• Foxconn said impact of COVID-19 lockdowns has been better than it feared
• Taiwanese manufacturer paused its operations in Shenzhen after Beijing imposed lockdowns in several major cities
Apple Inc’s supplier (NASDAQ: AAPL), Foxconn, on Tuesday said the second half of 2022 is heading “in a better direction” as China’s COVID-19 lockdown appears to be easing.
“We are quite confident in the stability of our supply chain for the second half of this year,” Taiwan’s electronics contract manufacturer’s chairman Liu Young-way told the company’s annual shareholder meeting.

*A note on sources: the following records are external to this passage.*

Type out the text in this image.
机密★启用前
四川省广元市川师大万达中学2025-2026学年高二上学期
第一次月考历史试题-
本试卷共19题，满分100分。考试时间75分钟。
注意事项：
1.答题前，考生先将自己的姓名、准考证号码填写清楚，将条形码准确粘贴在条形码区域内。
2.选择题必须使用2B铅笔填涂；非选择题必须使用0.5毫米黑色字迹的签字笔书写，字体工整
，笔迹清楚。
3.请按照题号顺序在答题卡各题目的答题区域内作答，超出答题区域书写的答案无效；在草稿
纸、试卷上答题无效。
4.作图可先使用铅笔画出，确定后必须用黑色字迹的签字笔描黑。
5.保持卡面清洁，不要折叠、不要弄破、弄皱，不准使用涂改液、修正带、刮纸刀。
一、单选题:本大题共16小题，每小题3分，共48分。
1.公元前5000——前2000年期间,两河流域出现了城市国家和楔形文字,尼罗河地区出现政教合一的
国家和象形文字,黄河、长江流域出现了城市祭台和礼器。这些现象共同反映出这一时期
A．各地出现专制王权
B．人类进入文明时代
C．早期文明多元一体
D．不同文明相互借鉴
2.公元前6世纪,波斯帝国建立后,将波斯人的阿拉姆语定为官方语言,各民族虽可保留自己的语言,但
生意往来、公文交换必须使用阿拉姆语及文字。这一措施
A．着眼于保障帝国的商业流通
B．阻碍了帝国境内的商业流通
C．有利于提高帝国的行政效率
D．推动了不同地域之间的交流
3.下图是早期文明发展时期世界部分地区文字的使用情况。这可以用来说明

In late March, China ordered a series of COVID-19 lockdowns in some of its major cities after a renewed surge in coronavirus cases, forcing Foxconn to pause its operations in Shenzhen, a Chinese manufacturing hub where the company produces some iPhones, iPads and Macs for Apple.

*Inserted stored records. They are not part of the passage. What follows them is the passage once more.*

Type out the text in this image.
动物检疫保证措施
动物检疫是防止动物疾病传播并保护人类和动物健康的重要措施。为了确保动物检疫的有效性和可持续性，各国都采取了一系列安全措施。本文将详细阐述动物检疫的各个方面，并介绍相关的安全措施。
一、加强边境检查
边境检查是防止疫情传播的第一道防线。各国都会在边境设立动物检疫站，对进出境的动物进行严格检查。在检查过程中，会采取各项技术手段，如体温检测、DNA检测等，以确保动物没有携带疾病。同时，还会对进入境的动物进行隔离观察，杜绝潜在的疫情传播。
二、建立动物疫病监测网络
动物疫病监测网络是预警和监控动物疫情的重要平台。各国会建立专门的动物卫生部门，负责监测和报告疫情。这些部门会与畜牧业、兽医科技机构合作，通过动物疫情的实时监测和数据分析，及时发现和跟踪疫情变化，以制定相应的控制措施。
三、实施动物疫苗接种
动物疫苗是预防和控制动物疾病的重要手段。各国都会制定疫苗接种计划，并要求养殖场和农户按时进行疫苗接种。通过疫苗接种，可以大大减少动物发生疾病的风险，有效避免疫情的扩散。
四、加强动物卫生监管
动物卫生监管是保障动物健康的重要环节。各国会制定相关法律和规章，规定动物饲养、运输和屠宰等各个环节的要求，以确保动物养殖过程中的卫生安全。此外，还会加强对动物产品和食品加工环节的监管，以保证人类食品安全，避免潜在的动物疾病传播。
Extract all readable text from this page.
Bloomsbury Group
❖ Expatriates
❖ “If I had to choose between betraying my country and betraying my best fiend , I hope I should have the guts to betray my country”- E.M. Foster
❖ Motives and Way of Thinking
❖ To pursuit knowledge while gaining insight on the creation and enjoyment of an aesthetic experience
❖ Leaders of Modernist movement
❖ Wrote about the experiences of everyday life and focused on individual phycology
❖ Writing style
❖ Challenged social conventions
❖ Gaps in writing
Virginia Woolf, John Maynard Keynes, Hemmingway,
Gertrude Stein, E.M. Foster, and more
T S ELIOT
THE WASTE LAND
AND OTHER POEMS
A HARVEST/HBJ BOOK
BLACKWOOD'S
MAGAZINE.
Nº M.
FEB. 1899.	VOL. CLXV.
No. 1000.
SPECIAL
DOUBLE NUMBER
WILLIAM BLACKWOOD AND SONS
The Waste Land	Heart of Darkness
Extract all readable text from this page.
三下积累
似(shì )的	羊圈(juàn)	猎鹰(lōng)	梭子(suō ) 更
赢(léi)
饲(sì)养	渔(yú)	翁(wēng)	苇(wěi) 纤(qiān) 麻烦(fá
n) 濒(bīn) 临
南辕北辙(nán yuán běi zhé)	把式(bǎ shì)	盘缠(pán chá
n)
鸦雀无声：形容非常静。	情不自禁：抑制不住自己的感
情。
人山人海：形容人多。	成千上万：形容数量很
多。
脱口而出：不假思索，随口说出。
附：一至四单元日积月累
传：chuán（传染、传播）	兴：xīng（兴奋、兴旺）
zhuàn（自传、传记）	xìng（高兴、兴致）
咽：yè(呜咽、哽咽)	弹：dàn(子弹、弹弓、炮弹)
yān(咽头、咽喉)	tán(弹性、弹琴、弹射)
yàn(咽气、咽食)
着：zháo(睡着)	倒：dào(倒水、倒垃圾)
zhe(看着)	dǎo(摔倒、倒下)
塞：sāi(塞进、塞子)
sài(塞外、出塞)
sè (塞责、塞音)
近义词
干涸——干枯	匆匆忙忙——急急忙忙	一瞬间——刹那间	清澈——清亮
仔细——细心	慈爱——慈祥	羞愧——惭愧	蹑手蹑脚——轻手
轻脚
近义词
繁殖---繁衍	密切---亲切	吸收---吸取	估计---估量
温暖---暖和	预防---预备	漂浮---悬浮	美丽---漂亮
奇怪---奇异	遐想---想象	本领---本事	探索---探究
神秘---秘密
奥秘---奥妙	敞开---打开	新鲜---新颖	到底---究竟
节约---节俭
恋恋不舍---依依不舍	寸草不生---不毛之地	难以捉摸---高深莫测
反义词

“COVID is difficult to predict,” Apple CEO Tim Cook said last month on a conference call with analysts after reporting its fiscal second-quarter results, which spooked the investors.
The Cupertino giant also warned that fiscal third-quarter sales could be hurt by as much as $8 billion due to several challenges, including supply chain constraints.

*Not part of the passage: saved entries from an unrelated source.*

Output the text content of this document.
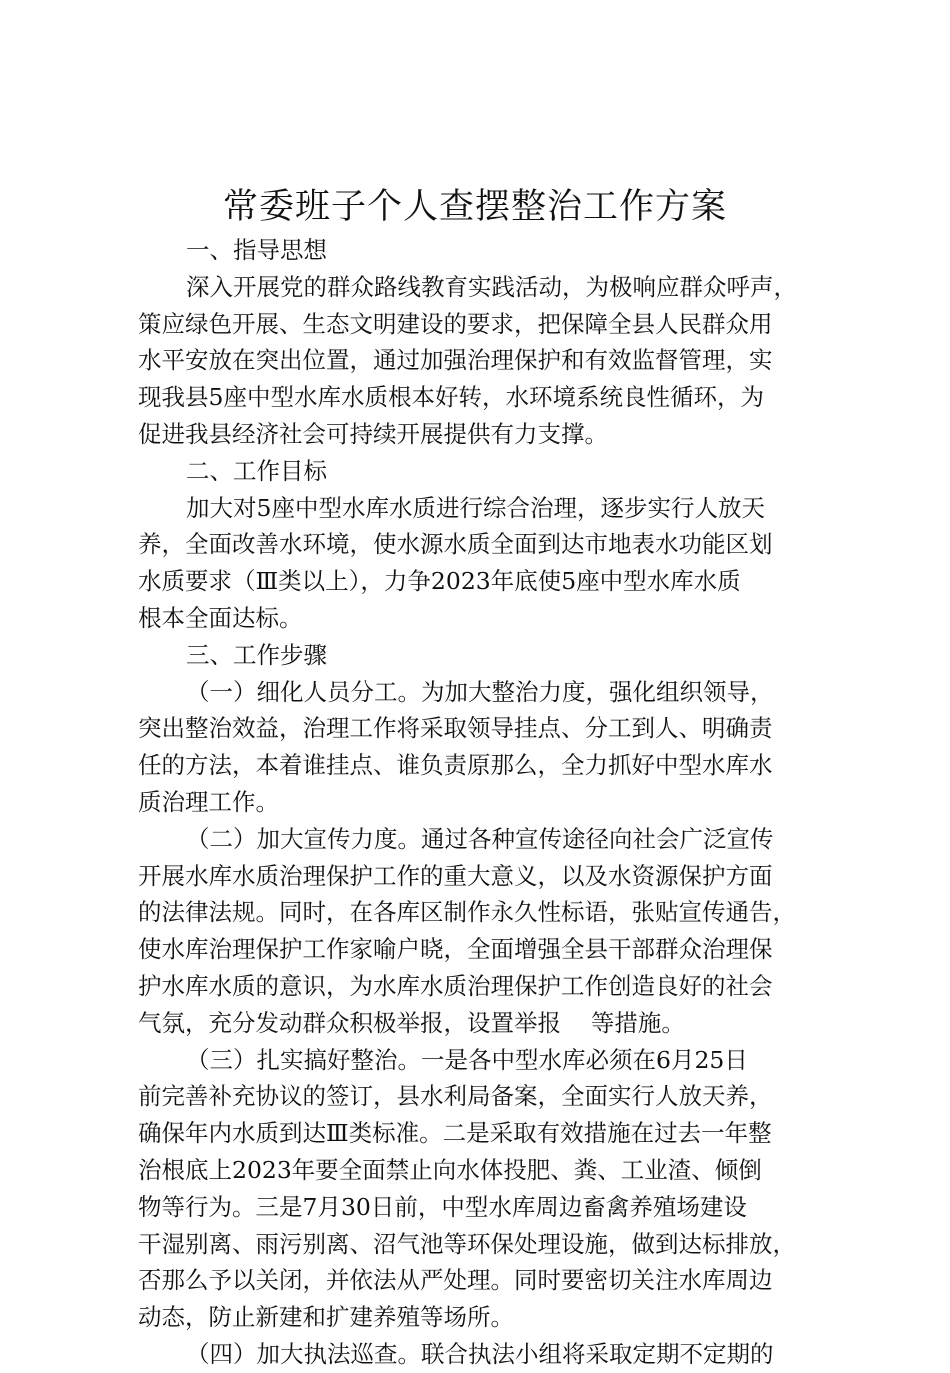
常委班子个人查摆整治工作方案
一、指导思想
深入开展党的群众路线教育实践活动，为极响应群众呼声，
策应绿色开展、生态文明建设的要求，把保障全县人民群众用
水平安放在突出位置，通过加强治理保护和有效监督管理，实
现我县5座中型水库水质根本好转，水环境系统良性循环，为
促进我县经济社会可持续开展提供有力支撑。
二、工作目标
加大对5座中型水库水质进行综合治理，逐步实行人放天
养，全面改善水环境，使水源水质全面到达市地表水功能区划
水质要求（Ⅲ类以上），力争2023年底使5座中型水库水质
根本全面达标。
三、工作步骤
（一）细化人员分工。为加大整治力度，强化组织领导，
突出整治效益，治理工作将采取领导挂点、分工到人、明确责
任的方法，本着谁挂点、谁负责原那么，全力抓好中型水库水
质治理工作。
（二）加大宣传力度。通过各种宣传途径向社会广泛宣传
开展水库水质治理保护工作的重大意义，以及水资源保护方面
的法律法规。同时，在各库区制作永久性标语，张贴宣传通告，
使水库治理保护工作家喻户晓，全面增强全县干部群众治理保
护水库水质的意识，为水库水质治理保护工作创造良好的社会
气氛，充分发动群众积极举报，设置举报    等措施。
（三）扎实搞好整治。一是各中型水库必须在6月25日
前完善补充协议的签订，县水利局备案，全面实行人放天养，
确保年内水质到达Ⅲ类标准。二是采取有效措施在过去一年整
治根底上2023年要全面禁止向水体投肥、粪、工业渣、倾倒
物等行为。三是7月30日前，中型水库周边畜禽养殖场建设
干湿别离、雨污别离、沼气池等环保处理设施，做到达标排放，
否那么予以关闭，并依法从严处理。同时要密切关注水库周边
动态，防止新建和扩建养殖等场所。
（四）加大执法巡查。联合执法小组将采取定期不定期的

Foxconn on Tuesday raised its outlook for the current quarter and the entire year and said that Beijing’s “zero-COVID” policy had only a limited impact on production as the company kept workers on-site in a “closed loop” system.
While the comments don’t necessarily mean Apple is totally in the clear from supply chain constraints, it suggests the situation is improving for iPhone manufacturing.
“The overall lockdown impact on Foxconn is rather limited,” Young-way said. “You can tell from our revenues in April and May’s performance is also better than we estimated.”